Example Configurations¶
On-the-fly Quantization¶
As an example, let's see how to configure HQQ Text Generation deployment to quantize and deploy the Meta-Llama-3.1-8B-Instruct model.
Meta-Llama-3.1-8B-Instruct
from hqq.core.quantize import BaseQuantizeConfig
from aana.deployments.hqq_text_generation_deployment import (
HqqBackend,
HqqTexGenerationConfig,
HqqTextGenerationDeployment,
)
HqqTextGenerationDeployment.options(
num_replicas=1,
ray_actor_options={"num_gpus": 0.5},
user_config=HqqTexGenerationConfig(
model_id="meta-llama/Meta-Llama-3.1-8B-Instruct",
backend=HqqBackend.BITBLAS,
quantize_on_fly=True,
quantization_config=BaseQuantizeConfig(nbits=4, group_size=64, axis=1),
default_sampling_params=SamplingParams(
temperature=0.0, top_p=1.0, top_k=-1, max_tokens=512
),
model_kwargs={
"attn_implementation": "sdpa"
},
).model_dump(mode="json"),
)
Model ID is the Hugging Face model ID. We set quantize_on_fly=True
to quantize the model on the fly since the model is not pre-quantized.

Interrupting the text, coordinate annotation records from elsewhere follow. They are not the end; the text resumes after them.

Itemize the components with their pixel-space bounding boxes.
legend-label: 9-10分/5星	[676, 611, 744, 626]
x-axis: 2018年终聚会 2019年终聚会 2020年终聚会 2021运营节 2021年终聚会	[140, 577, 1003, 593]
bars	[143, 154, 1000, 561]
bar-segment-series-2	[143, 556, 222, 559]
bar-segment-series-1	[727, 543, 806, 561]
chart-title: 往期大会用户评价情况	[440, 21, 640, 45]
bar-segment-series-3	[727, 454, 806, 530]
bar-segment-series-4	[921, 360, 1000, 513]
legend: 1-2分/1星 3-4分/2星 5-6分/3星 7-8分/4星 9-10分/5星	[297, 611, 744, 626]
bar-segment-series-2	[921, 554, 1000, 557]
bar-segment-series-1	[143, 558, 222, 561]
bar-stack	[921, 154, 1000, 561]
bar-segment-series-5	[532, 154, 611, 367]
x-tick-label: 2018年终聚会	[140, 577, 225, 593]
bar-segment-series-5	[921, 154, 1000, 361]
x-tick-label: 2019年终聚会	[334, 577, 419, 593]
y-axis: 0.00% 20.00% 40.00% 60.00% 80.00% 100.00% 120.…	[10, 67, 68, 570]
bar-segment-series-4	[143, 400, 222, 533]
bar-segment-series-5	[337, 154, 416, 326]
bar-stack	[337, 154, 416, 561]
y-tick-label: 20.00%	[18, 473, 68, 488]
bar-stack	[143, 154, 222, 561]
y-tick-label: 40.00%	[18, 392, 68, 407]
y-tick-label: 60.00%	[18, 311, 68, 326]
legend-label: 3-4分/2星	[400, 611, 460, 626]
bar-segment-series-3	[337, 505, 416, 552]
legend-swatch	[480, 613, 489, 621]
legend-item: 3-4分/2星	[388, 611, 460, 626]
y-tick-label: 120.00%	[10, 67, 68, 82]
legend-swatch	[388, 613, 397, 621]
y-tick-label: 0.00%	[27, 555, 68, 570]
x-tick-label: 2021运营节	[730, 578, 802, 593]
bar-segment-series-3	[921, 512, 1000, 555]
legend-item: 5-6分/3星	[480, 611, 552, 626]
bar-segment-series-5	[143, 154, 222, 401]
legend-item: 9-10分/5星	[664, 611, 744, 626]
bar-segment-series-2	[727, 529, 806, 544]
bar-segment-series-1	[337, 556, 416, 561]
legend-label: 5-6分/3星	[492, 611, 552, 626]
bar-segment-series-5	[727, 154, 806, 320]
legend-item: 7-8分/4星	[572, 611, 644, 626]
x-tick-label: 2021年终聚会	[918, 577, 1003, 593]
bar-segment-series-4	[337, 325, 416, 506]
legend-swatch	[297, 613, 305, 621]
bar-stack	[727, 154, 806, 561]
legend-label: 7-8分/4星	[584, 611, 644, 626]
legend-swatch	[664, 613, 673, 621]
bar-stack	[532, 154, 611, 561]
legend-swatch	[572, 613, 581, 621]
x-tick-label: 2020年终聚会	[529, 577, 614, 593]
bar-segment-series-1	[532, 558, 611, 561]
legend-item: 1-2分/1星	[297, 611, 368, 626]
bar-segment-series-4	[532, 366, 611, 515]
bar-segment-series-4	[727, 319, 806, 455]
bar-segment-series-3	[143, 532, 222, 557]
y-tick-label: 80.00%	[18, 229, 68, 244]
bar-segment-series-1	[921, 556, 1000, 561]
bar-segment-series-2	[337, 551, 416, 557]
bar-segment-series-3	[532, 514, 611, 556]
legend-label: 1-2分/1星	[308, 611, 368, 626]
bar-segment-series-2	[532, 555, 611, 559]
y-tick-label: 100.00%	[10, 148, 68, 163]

We deploy the model with 4-bit quantization by setting quantization_config
in the HqqConfig
. We use HqqBackend.BITBLAS
as the backend for quantization, it is optional as BitBLAS is the default backend. You can pass extra arguments to the model in the model_kwargs
dictionary.
Pre-quantized Models¶
You can also deploy already quantized models with HQQ Text Generation deployment. Here is an example of deploying the
Quantized Meta-Llama-3.1-8B-Instruct
from hqq.core.quantize import BaseQuantizeConfig
from aana.deployments.hqq_text_generation_deployment import (
HqqBackend,
HqqTexGenerationConfig,
HqqTextGenerationDeployment,
)
HqqTextGenerationDeployment.options(
num_replicas=1,
ray_actor_options={"num_gpus": 0.5},
user_config=HqqTexGenerationConfig(
model_id="mobiuslabsgmbh/Llama-3.1-8b-instruct_4bitgs64_hqq_calib",
backend=HqqBackend.BITBLAS,
quantization_config=BaseQuantizeConfig(
nbits=4,
group_size=64,
quant_scale=False,
quant_zero=False,
axis=1,
),
default_sampling_params=SamplingParams(
temperature=0.0, top_p=1.0, top_k=-1, max_tokens=512
),
).model_dump(mode="json"),
)
Model ID is the Hugging Face model ID of a pre-quantized model. We use HqqBackend.BITBLAS
as the backend for quantization, it is optional as BitBLAS is the default backend. We set the quantization configuration according to the model page.